LAWFUEL – The Legal Newswire – Sentinel Management Group Inc., the cash-management firm that froze client withdrawals last week, was sued by the U.S. Securities and Exchange Commission for allegedly lying to investors and misappropriating their assets.
The firm fraudulently moved at least $460 million in securities from clients’ accounts into its own and misused customers’ holdings as collateral to obtain a $321 million line of credit “for its own benefit,” the SEC said in a lawsuit filed today at U.S. District Court in Chicago.

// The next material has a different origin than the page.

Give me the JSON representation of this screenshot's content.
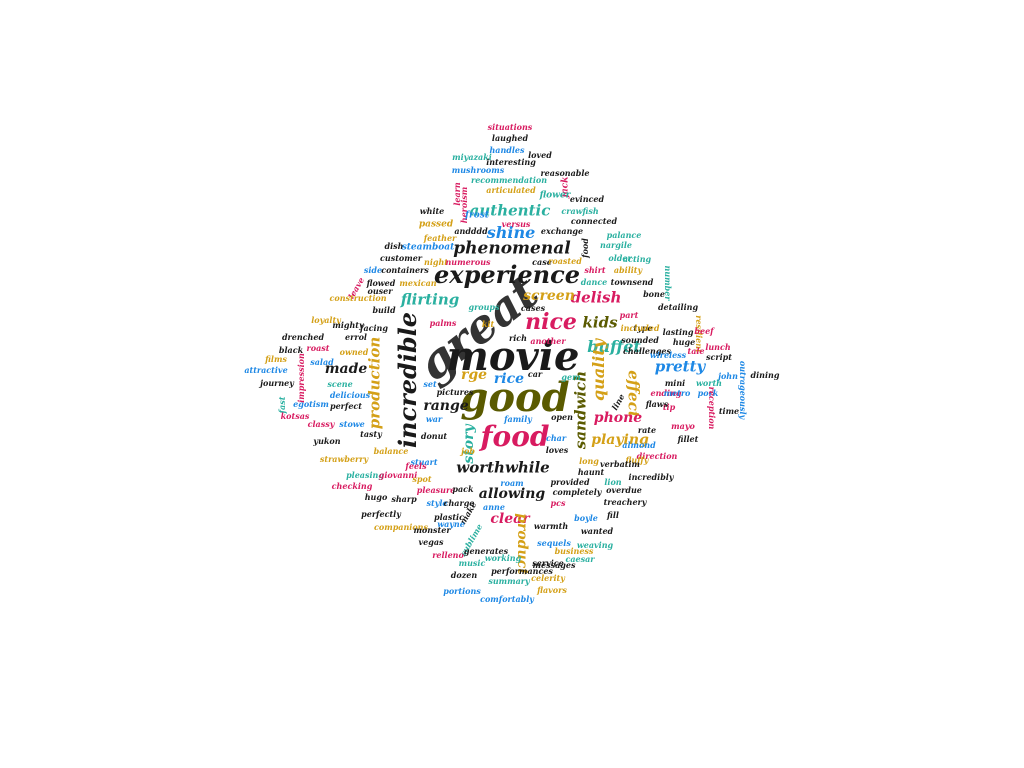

“Sentinel did not disclose to its clients its practices of commingling, transferring and misappropriating their assets, or inform them that their investment portfolios were highly leveraged,” the SEC said in its complaint. “To the contrary, Sentinel provided its clients with daily account statements that did not reflect the improper activities.”
The case shows how the sudden tightening of credit markets in recent weeks may flush out money managers who borrowed heavily against their clients’ securities. The SEC said Sentinel’s customers suffered undisclosed losses for months before the company sent them a letter Aug. 13, claiming it couldn’t return their money without selling their assets “at deep discounts” and incurring losses. The letter falsely blamed Sentinel’s predicament on the “liquidity crisis,” the SEC said.
Caleb Castillo-Olszta, an operations associate answering phone calls at Sentinel’s office in Northbrook, Illinois, said the company is not commenting on the regulator’s case.